Last night, my son made some disparaging comment about the dog eating some of my papers - actually Cherag work that had comments written on it - that i wanted to keep for review. His comment was something like, it's just paper - nothing important. Then, i proceeded to tell him what it was and he became somewhat impressed.
I am almost finished with the take-home study lessons. Just one more section, and I will have completed that part. There is more ahead of me - like getting comfortable facilitating services. Hopefully, not just Worship services, but perhaps others will seek out other Services as well. I wonder sometimes if this is really what i am supposed to be doing. It seems like it has taken a while to complete, and actually, i feel like a know less now than i did before. Actually, i might know more, but it's just like a being a jack of all trades - where i know a little about a lot of different religions and traditions, but am proficient at none. I have slightly more background with traditional christian and jewish traditions, because i have studied them for many years. However, there are parts of me that resonate with the goddess, native/indigenous and Zoroastrian traditions.
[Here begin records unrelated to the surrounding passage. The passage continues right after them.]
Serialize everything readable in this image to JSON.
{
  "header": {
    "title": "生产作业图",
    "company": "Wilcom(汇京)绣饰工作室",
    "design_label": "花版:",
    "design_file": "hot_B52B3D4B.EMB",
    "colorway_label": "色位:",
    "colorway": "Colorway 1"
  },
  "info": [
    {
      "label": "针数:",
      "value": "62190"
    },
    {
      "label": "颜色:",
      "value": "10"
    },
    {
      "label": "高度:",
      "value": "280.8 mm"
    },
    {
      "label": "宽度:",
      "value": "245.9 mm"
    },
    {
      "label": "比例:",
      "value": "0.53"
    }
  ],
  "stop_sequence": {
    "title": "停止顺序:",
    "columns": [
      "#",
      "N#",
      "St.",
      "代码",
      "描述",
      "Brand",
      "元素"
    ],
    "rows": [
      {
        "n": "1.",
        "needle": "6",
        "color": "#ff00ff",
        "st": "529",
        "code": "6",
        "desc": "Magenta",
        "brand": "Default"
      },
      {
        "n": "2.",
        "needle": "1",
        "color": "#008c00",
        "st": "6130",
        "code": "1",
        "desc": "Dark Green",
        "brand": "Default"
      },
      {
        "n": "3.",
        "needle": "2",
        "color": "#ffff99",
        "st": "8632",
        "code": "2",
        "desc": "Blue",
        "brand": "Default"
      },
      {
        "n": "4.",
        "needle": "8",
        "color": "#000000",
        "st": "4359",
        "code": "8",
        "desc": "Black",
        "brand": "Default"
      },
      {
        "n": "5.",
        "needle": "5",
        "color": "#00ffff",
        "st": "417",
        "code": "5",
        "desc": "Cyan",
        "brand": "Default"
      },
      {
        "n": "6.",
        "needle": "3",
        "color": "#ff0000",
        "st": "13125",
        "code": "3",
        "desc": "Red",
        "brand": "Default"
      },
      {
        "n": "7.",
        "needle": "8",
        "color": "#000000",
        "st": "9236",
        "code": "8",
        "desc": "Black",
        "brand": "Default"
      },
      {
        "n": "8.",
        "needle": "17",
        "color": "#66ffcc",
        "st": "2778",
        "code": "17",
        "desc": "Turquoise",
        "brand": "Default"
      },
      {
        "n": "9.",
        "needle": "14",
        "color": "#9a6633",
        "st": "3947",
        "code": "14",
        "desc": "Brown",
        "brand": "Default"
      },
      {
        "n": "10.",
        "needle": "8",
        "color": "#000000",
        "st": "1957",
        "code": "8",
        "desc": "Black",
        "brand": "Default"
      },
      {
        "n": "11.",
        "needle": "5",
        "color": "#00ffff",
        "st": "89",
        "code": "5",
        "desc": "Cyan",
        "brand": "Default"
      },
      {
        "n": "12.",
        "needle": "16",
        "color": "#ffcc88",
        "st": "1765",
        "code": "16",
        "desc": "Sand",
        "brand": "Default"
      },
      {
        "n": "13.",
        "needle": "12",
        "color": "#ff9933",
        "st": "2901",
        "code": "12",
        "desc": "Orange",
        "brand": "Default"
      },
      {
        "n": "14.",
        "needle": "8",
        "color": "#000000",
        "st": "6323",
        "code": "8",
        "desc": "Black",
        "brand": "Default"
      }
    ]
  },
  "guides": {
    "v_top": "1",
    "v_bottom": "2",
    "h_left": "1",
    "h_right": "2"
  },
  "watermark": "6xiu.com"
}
One of the musings i've had as i look to complete this work, is whether or not i have the discipline to keep delving in this area. I have felt distracted by my mundane life - my children, my work, my personal life. I feel myself pulling away from part of that in order to complete this project.
My guide, Musawwir, suggested that this is the area (Cherag work) i should focus on, and so i have. However, i still haven't felt my own inner knowing accepting this as my path, or the place where my energy will focus. Perhaps it is a stepping stone of sorts, or a tool for my toolbelt, as i grow into the being i am becoming.